Zaunius began his diplomatic career after his appointment as Envoy Extraordinary and Minister Plenipotentiary of Lithuania to Czechoslovakia and Romania (1924–1925). In 1925, he was made envoy to Switzerland and permanent representative of Lithuania to the League of Nations. In 1927, after the liquidation of the Lithuanian representation at the League of Nations, he returned to Lithuania and was appointed as secretary-general of the Foreign Ministry and envoy to Czechoslovakia.

On 8 November 1929, Zaunius became the Lithuanian Foreign Minister in the cabinet of Prime Minister Juozas Tūbelis. During his tenure, Lithuanian diplomats achieved some success at the Permanent Court of International Justice in cases against the Second Polish Republic (concerning rail traffic on the Libau–Romny Railway) and the Weimar Republic (concerning the dismissal of Otto Böttcher, President of the Directorate of the Klaipėda Region). Zaunius also made progress on forming the Baltic Entente.

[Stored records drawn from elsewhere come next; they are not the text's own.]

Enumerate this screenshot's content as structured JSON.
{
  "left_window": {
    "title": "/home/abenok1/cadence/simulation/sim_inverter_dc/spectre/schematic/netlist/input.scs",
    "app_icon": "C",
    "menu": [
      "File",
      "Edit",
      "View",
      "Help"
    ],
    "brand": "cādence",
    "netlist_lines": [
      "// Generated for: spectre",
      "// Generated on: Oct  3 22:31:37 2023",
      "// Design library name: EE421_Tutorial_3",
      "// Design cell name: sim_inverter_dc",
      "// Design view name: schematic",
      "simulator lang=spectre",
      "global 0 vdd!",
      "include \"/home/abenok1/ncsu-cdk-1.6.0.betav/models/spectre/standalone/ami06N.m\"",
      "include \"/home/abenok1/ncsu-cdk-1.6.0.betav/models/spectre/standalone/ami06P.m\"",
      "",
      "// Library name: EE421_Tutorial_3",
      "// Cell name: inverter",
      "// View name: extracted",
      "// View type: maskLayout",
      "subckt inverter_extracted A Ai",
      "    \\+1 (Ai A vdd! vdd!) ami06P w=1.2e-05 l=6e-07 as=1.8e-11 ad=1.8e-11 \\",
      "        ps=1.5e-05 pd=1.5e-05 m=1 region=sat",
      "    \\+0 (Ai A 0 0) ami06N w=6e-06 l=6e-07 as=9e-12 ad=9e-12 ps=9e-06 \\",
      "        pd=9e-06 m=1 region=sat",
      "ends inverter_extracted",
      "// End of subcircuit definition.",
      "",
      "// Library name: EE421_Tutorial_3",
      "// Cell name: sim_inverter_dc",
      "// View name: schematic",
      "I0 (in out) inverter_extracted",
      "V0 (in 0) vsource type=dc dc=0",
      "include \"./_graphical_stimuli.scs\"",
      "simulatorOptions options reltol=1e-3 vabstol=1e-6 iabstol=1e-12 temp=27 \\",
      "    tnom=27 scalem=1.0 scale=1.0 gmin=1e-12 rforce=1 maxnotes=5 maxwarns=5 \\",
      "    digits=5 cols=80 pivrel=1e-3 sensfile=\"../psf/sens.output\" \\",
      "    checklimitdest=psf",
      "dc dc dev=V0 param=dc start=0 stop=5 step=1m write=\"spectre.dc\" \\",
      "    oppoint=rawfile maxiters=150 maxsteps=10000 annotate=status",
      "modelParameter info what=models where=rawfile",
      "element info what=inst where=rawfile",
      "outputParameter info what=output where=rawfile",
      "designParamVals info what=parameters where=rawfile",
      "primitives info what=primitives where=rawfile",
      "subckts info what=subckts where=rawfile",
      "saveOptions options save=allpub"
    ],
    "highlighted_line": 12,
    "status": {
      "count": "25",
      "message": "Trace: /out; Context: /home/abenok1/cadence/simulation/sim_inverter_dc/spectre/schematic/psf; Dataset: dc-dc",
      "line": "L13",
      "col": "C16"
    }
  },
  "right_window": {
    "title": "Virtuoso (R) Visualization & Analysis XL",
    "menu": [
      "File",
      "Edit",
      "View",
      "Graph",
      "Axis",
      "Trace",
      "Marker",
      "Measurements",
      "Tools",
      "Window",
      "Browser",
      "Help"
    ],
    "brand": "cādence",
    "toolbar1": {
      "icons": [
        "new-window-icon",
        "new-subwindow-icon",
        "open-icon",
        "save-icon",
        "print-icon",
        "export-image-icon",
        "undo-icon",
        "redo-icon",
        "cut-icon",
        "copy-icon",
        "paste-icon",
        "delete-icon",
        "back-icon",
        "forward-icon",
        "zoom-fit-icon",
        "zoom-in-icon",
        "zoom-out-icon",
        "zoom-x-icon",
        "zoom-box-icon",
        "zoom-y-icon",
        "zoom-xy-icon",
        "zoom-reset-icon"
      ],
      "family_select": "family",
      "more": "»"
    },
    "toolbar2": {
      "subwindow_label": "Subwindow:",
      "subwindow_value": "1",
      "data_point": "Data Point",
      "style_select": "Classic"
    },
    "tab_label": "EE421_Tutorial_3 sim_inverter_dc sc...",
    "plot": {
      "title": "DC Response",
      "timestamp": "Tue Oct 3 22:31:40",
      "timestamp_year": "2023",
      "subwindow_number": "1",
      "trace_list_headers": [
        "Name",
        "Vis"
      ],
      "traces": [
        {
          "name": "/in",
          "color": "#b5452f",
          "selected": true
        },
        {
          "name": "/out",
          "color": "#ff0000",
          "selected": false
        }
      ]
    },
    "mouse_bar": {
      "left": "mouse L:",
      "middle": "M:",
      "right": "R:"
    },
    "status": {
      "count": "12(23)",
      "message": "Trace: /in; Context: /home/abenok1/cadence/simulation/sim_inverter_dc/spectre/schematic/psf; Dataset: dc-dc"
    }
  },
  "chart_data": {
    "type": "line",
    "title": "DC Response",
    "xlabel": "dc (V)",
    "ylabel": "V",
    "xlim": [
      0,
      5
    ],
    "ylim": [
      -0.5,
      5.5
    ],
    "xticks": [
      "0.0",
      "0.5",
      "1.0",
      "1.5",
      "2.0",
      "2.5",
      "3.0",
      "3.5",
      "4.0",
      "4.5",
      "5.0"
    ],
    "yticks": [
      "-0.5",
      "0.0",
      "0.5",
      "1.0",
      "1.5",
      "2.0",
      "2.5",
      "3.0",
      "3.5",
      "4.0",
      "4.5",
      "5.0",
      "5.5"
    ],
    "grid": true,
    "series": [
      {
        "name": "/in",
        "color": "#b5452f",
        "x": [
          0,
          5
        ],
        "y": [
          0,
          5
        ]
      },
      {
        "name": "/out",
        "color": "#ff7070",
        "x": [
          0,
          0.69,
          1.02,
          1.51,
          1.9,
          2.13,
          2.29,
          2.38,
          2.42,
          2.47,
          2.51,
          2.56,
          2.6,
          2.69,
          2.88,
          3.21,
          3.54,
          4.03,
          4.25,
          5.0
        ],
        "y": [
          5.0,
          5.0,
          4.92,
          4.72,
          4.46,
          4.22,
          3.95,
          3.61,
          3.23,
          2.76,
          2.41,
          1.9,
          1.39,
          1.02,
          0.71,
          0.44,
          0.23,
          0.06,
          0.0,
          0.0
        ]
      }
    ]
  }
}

From 1934 to 1936, he worked at the State Council of Lithuania, assisting with various agreements with foreign countries. After leaving the State Council in 1936, Zaunius became Chairman of the Board of the Bank of Lithuania (1936–1940) and Chairman of the Currency Commission. Zaunius also participated in activities of the Lithuanian Riflemen's Union, Union for the Liberation of Vilnius, and Scout Association of Lithuania.

Zaunis worked at the Bank of Lithuania until his death in 1940. He was buried at the Kaunas Evangelical Cemetery (now Ramybė Park).